Pues esta canadiense, es la primera persona en la vida que cuando le dije que era venezolana, se apuró en contarme con mucha excitación, que había probado las arepas en un restaurant de Queens, y que le habían parecido un manjar. Nada de Chávez, mucho menos Maduro, crisis, muertos ni presos… sin petróleo, mises y ni hablar de telenovelas. La arepa es la que lleva ahora nuestra emblemática alegría hasta otras tierras. Y esta canadiense me ofreció la oportunidad de ese reconocimiento, y así de entrada dispuso mi alma a la simpatía de por vida.
Aun no contenta con eso, a la pregunta que encadenó naturalmente el primer diálogo, ¿por qué Nueva York? ¿desde cuándo Nueva York?, sacó de debajo de su manga, la historia más bonita… de esas historias que se quedan para siempre.
– Recién llegada de Canadá, apenas me bajé del autobús hace veinte años, quise conocer Times Square, claro. Y lo primero que vi fue a un hombre que llevaba, atada a una correa, una oveja, en medio de la locura de Time Square. Quedé fascinada ante esa imagen. Pensé que solo en Nueva York era posible.

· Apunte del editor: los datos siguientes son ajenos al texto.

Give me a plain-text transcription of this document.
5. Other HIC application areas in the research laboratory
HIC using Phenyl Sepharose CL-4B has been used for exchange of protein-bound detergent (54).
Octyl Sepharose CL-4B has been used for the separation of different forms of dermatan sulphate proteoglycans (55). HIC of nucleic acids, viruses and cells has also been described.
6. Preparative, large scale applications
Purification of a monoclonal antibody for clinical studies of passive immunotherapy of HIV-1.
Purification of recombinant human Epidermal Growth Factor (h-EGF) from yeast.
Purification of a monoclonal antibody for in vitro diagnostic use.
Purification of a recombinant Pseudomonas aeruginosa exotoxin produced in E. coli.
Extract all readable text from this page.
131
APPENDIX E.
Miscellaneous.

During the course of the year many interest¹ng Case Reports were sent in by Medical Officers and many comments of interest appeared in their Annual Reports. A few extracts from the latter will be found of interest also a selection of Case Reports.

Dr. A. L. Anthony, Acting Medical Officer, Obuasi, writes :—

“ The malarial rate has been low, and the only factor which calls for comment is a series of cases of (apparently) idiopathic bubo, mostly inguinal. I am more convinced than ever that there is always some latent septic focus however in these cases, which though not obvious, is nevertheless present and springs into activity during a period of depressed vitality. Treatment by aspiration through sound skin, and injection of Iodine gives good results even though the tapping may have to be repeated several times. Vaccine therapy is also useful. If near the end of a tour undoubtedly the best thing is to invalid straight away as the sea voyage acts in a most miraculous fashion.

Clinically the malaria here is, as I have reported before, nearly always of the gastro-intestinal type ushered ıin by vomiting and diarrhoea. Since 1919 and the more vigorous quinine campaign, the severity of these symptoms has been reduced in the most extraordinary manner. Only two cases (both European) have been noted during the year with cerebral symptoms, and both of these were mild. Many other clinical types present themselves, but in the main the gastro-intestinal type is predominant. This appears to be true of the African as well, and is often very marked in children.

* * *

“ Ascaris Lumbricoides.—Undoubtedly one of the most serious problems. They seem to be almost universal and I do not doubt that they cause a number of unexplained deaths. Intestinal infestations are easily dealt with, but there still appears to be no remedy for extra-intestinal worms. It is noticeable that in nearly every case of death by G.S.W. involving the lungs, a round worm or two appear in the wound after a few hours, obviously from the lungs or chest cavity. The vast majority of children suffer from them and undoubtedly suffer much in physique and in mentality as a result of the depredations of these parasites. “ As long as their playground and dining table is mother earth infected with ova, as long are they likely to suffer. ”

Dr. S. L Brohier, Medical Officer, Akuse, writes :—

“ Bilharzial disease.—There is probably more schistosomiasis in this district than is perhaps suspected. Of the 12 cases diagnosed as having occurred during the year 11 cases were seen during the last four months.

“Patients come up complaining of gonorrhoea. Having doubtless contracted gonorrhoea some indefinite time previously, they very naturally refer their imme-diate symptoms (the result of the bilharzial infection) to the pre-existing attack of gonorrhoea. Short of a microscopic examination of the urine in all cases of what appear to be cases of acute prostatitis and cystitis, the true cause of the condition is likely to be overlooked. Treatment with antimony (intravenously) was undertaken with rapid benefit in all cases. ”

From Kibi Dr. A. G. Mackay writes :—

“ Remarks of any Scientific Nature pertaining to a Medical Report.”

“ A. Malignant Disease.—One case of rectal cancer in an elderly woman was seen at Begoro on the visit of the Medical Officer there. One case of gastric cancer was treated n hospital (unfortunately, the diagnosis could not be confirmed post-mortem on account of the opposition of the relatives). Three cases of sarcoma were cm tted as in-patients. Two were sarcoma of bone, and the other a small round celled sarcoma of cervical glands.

– Sí, es verdad. Sólo en Nueva York…
– No, pero eso no es nada. Pocos días después pude leer un artículo en el New Yorker, donde la periodista decía que lo mejor de Nueva York, no era su teatro, ni su ópera, ni sus restaurantes… sino la posibilidad de ver a un hombre paseando a su oveja en Time Square.
– Increíble, ¡que coincidencia! La periodista había visto al mismo hombre.
– Y no solo eso, sino que le había merecido la pena describir la escena del hombre paseando a su oveja en Time Square, como una de las razones por las que valía la pena quedarse en esta ciudad.
– ¡Insólito!
– Noooo. Pero el cuento no termina ahí. Unos años después conocí a un hombre… un hombre… (suspira) … que fue mi novio por unos años. Y por supuesto, en la primera cita, rápidamente llegamos a la cuestión de por qué yo vivía en Nueva York. Le conté el cuento que siempre contaba, el cuento del hombre de la oveja. Y entonces él me confesó, que el hombre de la oveja ¡era él!
– ¡No te lo puedo creer! ¡Pero qué maravilla de cuento! ¿Y todavía están juntos? – siempre sedienta de final feliz, bien entrenada en el consumo de comedias románticas…-
– Bueno… a veces no hace falta estar juntos para que una historia te siga dando razones para estar. Incluso, cuando eres oveja negra.
Ahí les dejo eso… a ver si se les olvida.